De rechtbank overweegt dat de belanghebbende de inspecteur op 3 mei 2022 in gebreke heeft gesteld, maar dat de inspecteur desondanks geen besluiten heeft genomen. De rechtbank concludeert dat de beslissingen van de inspecteur, indien deze genomen zouden zijn, waarschijnlijk zouden leiden tot een niet-ontvankelijkverklaring van het bezwaar en een afwijzing van het verzoek om ambtshalve vermindering. Dit komt voort uit het feit dat de belanghebbende geen omstandigheden heeft aangevoerd die de overschrijding van de bezwaartermijn zouden rechtvaardigen.

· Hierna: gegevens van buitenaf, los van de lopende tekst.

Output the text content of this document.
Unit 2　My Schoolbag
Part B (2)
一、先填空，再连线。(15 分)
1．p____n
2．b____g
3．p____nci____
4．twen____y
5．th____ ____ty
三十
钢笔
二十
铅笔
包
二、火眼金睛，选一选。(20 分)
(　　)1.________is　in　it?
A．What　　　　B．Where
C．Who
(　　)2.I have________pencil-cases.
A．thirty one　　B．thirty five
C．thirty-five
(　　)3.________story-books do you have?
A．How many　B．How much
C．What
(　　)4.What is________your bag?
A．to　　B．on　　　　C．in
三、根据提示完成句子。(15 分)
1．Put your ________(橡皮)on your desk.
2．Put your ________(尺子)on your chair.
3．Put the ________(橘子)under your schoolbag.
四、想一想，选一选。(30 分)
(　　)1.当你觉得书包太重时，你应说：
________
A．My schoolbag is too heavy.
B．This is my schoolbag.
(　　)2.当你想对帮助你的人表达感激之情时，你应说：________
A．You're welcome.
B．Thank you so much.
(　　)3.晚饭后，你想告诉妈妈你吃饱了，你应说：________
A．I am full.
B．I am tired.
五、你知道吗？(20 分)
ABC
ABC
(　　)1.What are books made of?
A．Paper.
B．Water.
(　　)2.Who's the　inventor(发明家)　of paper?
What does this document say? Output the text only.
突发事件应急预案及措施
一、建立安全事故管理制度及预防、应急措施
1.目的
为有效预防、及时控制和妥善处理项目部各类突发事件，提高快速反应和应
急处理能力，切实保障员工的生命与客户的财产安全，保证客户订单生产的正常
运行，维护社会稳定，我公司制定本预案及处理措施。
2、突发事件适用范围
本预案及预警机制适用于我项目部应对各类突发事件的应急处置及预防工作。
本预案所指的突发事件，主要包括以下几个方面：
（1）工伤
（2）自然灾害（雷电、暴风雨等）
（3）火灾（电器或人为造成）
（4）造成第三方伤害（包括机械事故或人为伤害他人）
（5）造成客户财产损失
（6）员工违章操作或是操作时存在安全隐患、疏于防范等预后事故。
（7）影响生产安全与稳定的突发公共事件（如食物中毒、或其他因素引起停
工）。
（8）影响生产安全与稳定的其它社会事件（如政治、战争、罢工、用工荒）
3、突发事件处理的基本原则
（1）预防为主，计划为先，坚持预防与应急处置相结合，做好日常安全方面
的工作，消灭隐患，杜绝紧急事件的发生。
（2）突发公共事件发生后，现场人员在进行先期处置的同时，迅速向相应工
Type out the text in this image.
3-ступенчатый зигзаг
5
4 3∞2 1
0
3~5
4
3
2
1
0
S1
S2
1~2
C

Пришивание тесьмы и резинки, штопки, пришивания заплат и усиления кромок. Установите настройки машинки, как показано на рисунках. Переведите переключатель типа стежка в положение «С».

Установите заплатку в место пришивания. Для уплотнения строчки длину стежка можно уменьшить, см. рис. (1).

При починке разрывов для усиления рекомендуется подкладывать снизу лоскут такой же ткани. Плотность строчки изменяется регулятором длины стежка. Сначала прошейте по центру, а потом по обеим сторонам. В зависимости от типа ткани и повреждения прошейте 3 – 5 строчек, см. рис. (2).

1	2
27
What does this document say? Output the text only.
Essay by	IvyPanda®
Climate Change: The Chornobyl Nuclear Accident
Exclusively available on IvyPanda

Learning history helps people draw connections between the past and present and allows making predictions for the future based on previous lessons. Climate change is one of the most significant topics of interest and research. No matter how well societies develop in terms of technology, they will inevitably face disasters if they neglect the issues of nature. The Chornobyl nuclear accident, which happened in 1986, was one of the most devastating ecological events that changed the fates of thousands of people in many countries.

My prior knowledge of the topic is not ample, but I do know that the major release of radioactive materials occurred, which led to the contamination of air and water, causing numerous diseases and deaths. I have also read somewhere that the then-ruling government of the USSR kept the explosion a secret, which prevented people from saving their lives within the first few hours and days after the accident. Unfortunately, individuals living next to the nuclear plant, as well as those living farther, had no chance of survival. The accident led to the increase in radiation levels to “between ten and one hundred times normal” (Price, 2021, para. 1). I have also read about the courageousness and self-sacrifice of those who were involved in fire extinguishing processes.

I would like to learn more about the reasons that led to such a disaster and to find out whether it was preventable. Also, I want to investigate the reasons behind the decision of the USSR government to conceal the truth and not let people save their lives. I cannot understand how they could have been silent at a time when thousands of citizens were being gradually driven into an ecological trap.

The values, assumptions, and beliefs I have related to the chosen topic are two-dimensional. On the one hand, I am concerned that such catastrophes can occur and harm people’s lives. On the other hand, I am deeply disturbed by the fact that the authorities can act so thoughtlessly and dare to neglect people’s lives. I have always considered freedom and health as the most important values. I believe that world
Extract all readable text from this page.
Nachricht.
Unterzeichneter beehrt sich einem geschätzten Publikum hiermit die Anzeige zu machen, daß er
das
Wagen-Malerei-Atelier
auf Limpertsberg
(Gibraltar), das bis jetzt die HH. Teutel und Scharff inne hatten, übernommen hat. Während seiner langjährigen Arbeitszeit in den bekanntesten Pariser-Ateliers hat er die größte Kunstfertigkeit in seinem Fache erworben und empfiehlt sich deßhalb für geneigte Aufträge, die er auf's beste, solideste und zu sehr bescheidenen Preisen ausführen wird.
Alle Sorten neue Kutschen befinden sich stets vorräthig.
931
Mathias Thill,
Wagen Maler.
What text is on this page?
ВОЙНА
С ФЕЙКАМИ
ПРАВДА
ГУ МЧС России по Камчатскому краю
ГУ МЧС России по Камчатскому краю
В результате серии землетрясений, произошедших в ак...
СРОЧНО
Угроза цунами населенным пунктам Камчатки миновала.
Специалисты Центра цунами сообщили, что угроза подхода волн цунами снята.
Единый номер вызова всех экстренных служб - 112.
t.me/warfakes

Uiteindelijk verklaart de rechtbank het beroep gegrond, vernietigt het niet tijdig nemen van besluiten door de inspecteur, verklaart het bezwaar niet-ontvankelijk en wijst het verzoek om ambtshalve vermindering af. De rechtbank draagt de inspecteur op om het door de belanghebbende betaalde griffierecht te vergoeden, maar er worden geen proceskosten vergoed. Deze uitspraak is openbaar gemaakt en een afschrift is verzonden aan de betrokken partijen.